A greener strategy for functionalizing carbon-carbon double and triple bonds has been developed by American scientists.1 The researchers borrowed an electrochemical technique from the field of energy storage and applied it to organic synthesis, creating a new method that does not require chemical reductants and is more efficient and selective than the conventional approach.

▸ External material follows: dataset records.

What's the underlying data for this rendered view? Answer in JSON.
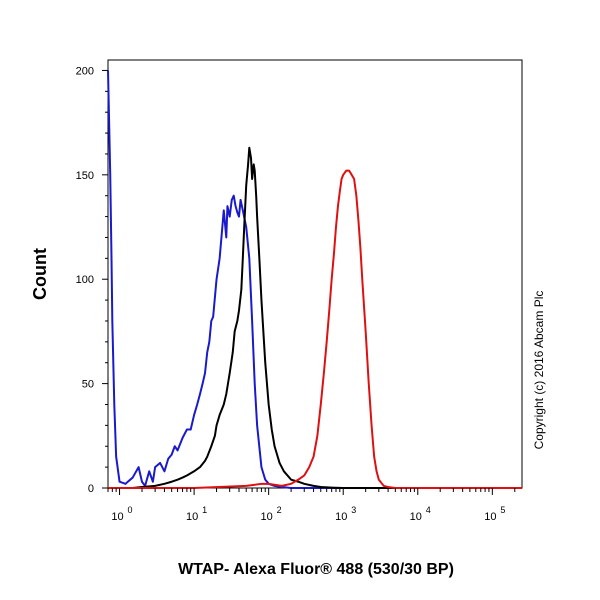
{
  "chart_data": {
    "type": "line",
    "title": "",
    "xlabel": "WTAP- Alexa Fluor® 488 (530/30 BP)",
    "ylabel": "Count",
    "x_scale": "log",
    "xlim": [
      0.7,
      250000
    ],
    "ylim": [
      0,
      205
    ],
    "y_ticks": [
      0,
      50,
      100,
      150,
      200
    ],
    "x_ticks": [
      {
        "value": 1,
        "base": "10",
        "exp": "0"
      },
      {
        "value": 10,
        "base": "10",
        "exp": "1"
      },
      {
        "value": 100,
        "base": "10",
        "exp": "2"
      },
      {
        "value": 1000,
        "base": "10",
        "exp": "3"
      },
      {
        "value": 10000,
        "base": "10",
        "exp": "4"
      },
      {
        "value": 100000,
        "base": "10",
        "exp": "5"
      }
    ],
    "grid": false,
    "annotation": "Copyright (c) 2016 Abcam Plc",
    "series": [
      {
        "color": "#1a1acc",
        "x": [
          0.7,
          0.72,
          0.75,
          0.78,
          0.8,
          0.85,
          0.9,
          1.0,
          1.2,
          1.5,
          1.8,
          2.0,
          2.2,
          2.5,
          2.8,
          3.0,
          3.5,
          4.0,
          4.5,
          5.0,
          5.5,
          6.0,
          7.0,
          8.0,
          9.0,
          10.0,
          11.0,
          12.0,
          13.0,
          14.0,
          15.0,
          16.0,
          17.0,
          18.0,
          20.0,
          22.0,
          25.0,
          27.0,
          28.0,
          30.0,
          32.0,
          34.0,
          36.0,
          38.0,
          40.0,
          42.0,
          45.0,
          50.0,
          55.0,
          60.0,
          65.0,
          70.0,
          80.0,
          90.0,
          100.0,
          120.0,
          150.0,
          200.0,
          300.0,
          500.0,
          1000.0,
          10000.0,
          250000.0
        ],
        "y": [
          200,
          180,
          150,
          110,
          80,
          40,
          15,
          3,
          2,
          5,
          10,
          3,
          1,
          8,
          3,
          10,
          12,
          8,
          14,
          16,
          20,
          18,
          24,
          28,
          28,
          35,
          40,
          45,
          50,
          55,
          65,
          70,
          80,
          82,
          100,
          110,
          133,
          120,
          135,
          130,
          138,
          140,
          135,
          132,
          130,
          138,
          133,
          125,
          110,
          80,
          50,
          30,
          10,
          4,
          2,
          1,
          0.5,
          0,
          0,
          0,
          0,
          0,
          0
        ]
      },
      {
        "color": "#000000",
        "x": [
          0.7,
          1.0,
          1.5,
          2.0,
          3.0,
          4.0,
          5.0,
          6.0,
          7.0,
          8.0,
          10.0,
          12.0,
          14.0,
          15.0,
          17.0,
          19.0,
          20.0,
          22.0,
          25.0,
          27.0,
          30.0,
          33.0,
          35.0,
          38.0,
          40.0,
          43.0,
          45.0,
          47.0,
          50.0,
          53.0,
          55.0,
          58.0,
          60.0,
          63.0,
          65.0,
          68.0,
          70.0,
          75.0,
          80.0,
          90.0,
          100.0,
          110.0,
          120.0,
          140.0,
          160.0,
          200.0,
          250.0,
          300.0,
          400.0,
          500.0,
          700.0,
          1000.0,
          2000.0,
          10000.0,
          250000.0
        ],
        "y": [
          0,
          0,
          0,
          0.5,
          1,
          2,
          3,
          4,
          5,
          6,
          8,
          10,
          13,
          15,
          20,
          25,
          30,
          35,
          40,
          45,
          55,
          65,
          75,
          80,
          85,
          95,
          110,
          125,
          145,
          155,
          163,
          158,
          148,
          155,
          152,
          140,
          130,
          110,
          90,
          60,
          40,
          28,
          20,
          12,
          8,
          4,
          3,
          2,
          1,
          0.5,
          0.2,
          0,
          0,
          0,
          0
        ]
      },
      {
        "color": "#dd1111",
        "x": [
          0.7,
          10.0,
          50.0,
          80.0,
          100.0,
          150.0,
          200.0,
          250.0,
          300.0,
          350.0,
          400.0,
          450.0,
          500.0,
          550.0,
          600.0,
          650.0,
          700.0,
          750.0,
          800.0,
          850.0,
          900.0,
          950.0,
          1000.0,
          1100.0,
          1200.0,
          1300.0,
          1400.0,
          1500.0,
          1600.0,
          1700.0,
          1800.0,
          2000.0,
          2200.0,
          2400.0,
          2600.0,
          2800.0,
          3000.0,
          3500.0,
          4000.0,
          5000.0,
          10000.0,
          250000.0
        ],
        "y": [
          0,
          0,
          1,
          2,
          2,
          1,
          2,
          4,
          6,
          10,
          15,
          25,
          40,
          55,
          70,
          85,
          100,
          112,
          125,
          135,
          142,
          148,
          150,
          152,
          152,
          150,
          148,
          140,
          128,
          115,
          100,
          75,
          50,
          30,
          15,
          8,
          4,
          1,
          0.5,
          0,
          0,
          0
        ]
      }
    ]
  }
}
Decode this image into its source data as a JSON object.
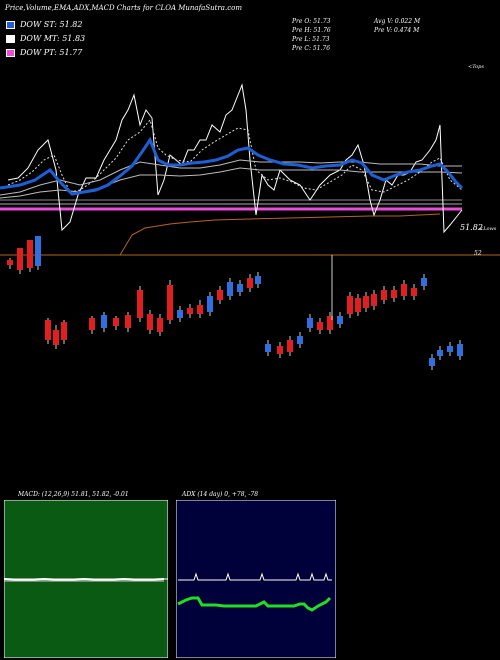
{
  "header": {
    "title": "Price,Volume,EMA,ADX,MACD Charts for CLOA MunafaSutra.com"
  },
  "legend": [
    {
      "label": "DOW ST: 51.82",
      "color": "#1f5fd6"
    },
    {
      "label": "DOW MT: 51.83",
      "color": "#e8e8e8"
    },
    {
      "label": "DOW PT: 51.77",
      "color": "#e84cd8"
    }
  ],
  "stats": {
    "col1": [
      "Pre  O: 51.73",
      "Pre  H: 51.76",
      "Pre  L: 51.73",
      "Pre  C: 51.76"
    ],
    "col2": [
      "Avg V: 0.022  M",
      "Pre  V: 0.474  M"
    ]
  },
  "labels": {
    "tops": "<Tops",
    "lows": "<Lows",
    "price_current": "51.82",
    "price_level": "52"
  },
  "colors": {
    "up": "#2f6fe0",
    "down": "#e02020",
    "ema_blue": "#1f5fd6",
    "ema_pink": "#e84cd8",
    "macd_bg": "#0a5a14",
    "adx_bg": "#00003a",
    "support": "#b5651d"
  },
  "chart_data": [
    {
      "type": "line",
      "title": "Price,Volume,EMA,ADX,MACD Charts for CLOA MunafaSutra.com",
      "series": [
        {
          "name": "DOW ST",
          "last": 51.82
        },
        {
          "name": "DOW MT",
          "last": 51.83
        },
        {
          "name": "DOW PT",
          "last": 51.77
        }
      ],
      "candles_visible": 64,
      "pre": {
        "open": 51.73,
        "high": 51.76,
        "low": 51.73,
        "close": 51.76
      },
      "avg_volume_m": 0.022,
      "pre_volume_m": 0.474
    },
    {
      "type": "line",
      "title": "MACD: (12,26,9) 51.81, 51.82, -0.01",
      "values": {
        "macd": 51.81,
        "signal": 51.82,
        "histogram": -0.01
      }
    },
    {
      "type": "line",
      "title": "ADX (14 day) 0, +78, -78",
      "values": {
        "adx": 0,
        "plus_di": 78,
        "minus_di": -78
      }
    }
  ],
  "panels": {
    "macd_title": "MACD: (12,26,9) 51.81, 51.82, -0.01",
    "adx_title": "ADX (14 day) 0, +78, -78"
  }
}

Hydrogen atom transfer (HAT) – the concerted movement of a proton and an electron between two substrates – is a useful process with great potential in chemical synthesis. “Particularly for the functionalization of unsaturated carbon-carbon bonds, which is one of the most ubiquitous chemical functionalities that organic chemistry has to offer,” explains Samer Gnaim from the Scripps Research Institute. “But due to technical difficulties, such as safety issues, low atom economy and expense, this reaction is still considered a niche tool in the chemical industry. We have introduced a fundamentally new concept that can solve these problems, establishing the HAT as an accessible instrument for industrial and academic applications.
Gnaim explains that in a common HAT process, an active catalytic transition metal hydride species is generated by exposing an appropriate metal complex to an excess of a reductant such as silane. In many cases, a peroxide or other oxidant is also needed, he adds. “Our new electrocatalytic approach, inspired by the field of hydrogen storage, can overcome this limitation.” The process involves an electrochemically generated cobalt hydride species and requires no additives or complicated experimental protocols.
This technique has in fact been known for several decades and is gaining importance as a promising and efficient means of producing hydrogen for energy applications. “The electrochemical approach is appealing because it uses electricity, which is a clean, renewable source of energy,” comments Smaranda Marinescu, an organometallic chemist at the University of Southern California in the United States. She believes that the use of this strategy in organic synthesis has been limited by the knowledge of how to intercept cobalt hydride species with organic substrates. “This method not only improves the sustainability, efficiency and scalability of reactions, but it also enables the synthesis of chemicals that cannot be obtained using conventional techniques.”
Gnaim points out that electrocatalytic HAT (e-HAT) is versatile and can be applied to different types of reactions involving alkenes and alkynes, such as isomerization, selective reduction, and hydrofunctionalization. The team selected alkene isomerization as the transformation model (using tin as the cathode and cobalt bromide as the metal source), but depending on the reaction, different types of electrodes, proton sources, and compounds of cobalt are available. The researchers note that the system can be set up in minutes using a simple undivided cell and a commercial potentiostat. They also confirmed the scalability of e-HAT in batch and stream configurations.
“By combining various techniques, including analytical electrochemistry, kinetic analysis, and computational studies, we were able to probe the elementary steps of this process,” says Gnaim. “At first, a low-valence cobalt species is formed by direct cathodic reduction.” This species is then protonated to generate the cobalt hydride catalyst in place, so that the reaction can ultimately take place through a carbon-centered radical, which is in equilibrium with an alkyl-cobalt intermediate.
Gnaim mentions that the e-HAT approach has also led to the discovery of a new class of transformation called “e-selective alkyne semi-reduction”. “This type of reaction was not known in the field of HAT before,” he says. “The chemistry that can be achieved with our method proceeds with distinct chemoselectivity and sometimes even allows for reactivities that cannot be recapitulated using purely chemical procedures.”